The grave of Alexander Litvinenko in Highgate Cemetery in north London
The grave of Alexander Litvinenko in Highgate Cemetery in north London (Stefan Rousseau/PA)

“We therefore question whether the Government took its eye off the ball because of its focus on counter-terrorism: it was the opinion of the Committee that until recently the Government had badly under-estimated the response required to the Russian threat – and is still playing catch-up.”

The heavily redacted report, drawn up under the chairmanship of Remain-supporting Dominic Grieve, noted “widespread public allegations that Russia sought to influence the 2016 referendum”.

“Open source studies have pointed to the preponderance of pro-Brexit or anti-EU stories on RT and Sputnik, and the use of ‘bots’ and ‘trolls’ as evidence of Russian attempts to influence the process,” the report said.

“We have sought to establish whether there is secret intelligence which supported or built on these studies.

“In response to our request for written evidence at the outset of the inquiry, MI5 initially provided just six lines of text.”

The committee said the Government “had not seen or sought evidence of successful interference in UK democratic processes” and called for the intelligence community to carry out a full assessment of potential Russian meddling in the 2016 referendum.

But the Government rejected the call, saying “we have seen no evidence of successful interference in the EU referendum”.

The Government also denied the suggestion it had “badly underestimated” the Russian threat.

“We will be resolute in defending our country, our democracy and our values from such hostile state activity.”

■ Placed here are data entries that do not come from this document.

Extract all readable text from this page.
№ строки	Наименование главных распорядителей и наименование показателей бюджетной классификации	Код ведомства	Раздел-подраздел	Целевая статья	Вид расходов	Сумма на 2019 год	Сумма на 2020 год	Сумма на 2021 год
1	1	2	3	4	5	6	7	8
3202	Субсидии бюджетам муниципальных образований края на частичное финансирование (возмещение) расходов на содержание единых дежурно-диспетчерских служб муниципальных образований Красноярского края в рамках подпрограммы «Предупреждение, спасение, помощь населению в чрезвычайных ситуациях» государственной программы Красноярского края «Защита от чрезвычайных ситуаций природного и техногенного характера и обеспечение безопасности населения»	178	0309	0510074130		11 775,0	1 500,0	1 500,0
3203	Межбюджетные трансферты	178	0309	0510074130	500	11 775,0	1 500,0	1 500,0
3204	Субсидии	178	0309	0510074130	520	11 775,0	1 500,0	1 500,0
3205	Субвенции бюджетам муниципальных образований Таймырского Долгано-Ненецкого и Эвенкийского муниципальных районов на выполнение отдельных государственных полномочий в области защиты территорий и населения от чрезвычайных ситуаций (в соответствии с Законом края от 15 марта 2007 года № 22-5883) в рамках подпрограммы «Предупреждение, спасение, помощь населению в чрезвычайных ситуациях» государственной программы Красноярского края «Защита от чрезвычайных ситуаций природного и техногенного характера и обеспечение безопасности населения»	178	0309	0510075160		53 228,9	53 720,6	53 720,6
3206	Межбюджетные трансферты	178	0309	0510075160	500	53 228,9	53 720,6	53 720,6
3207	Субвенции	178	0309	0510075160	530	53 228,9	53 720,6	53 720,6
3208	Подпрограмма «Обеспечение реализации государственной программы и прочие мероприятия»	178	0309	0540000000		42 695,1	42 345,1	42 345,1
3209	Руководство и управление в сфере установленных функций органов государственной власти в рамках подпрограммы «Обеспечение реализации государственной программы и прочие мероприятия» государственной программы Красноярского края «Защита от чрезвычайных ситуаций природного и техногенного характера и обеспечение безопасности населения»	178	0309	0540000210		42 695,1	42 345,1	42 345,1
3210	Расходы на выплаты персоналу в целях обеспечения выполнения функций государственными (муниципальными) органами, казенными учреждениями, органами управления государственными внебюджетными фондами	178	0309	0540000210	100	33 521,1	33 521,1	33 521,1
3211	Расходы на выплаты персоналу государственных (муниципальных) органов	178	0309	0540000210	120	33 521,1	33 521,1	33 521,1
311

ISC member and SNP MP Stewart Hosie said: “There has been no assessment of Russian interference in the EU referendum and this goes back to nobody wanting to touch the issue with a 10ft pole.”

Labour ISC member Kevan Jones said the Government has to “take responsibility” for failing to look into possible Russian interference.

Asked if security services were partly responsible for not investigating the matter, Mr Jones said to “sidestep” and blame the intelligence agencies was “not fair”.

Shadow foreign secretary Lisa Nandy said: “It is extraordinary that the Prime Minister took the political decision last October ahead of the general election to block the publication of this important report that systematically goes through the threat Russia poses to the UK’s national security.”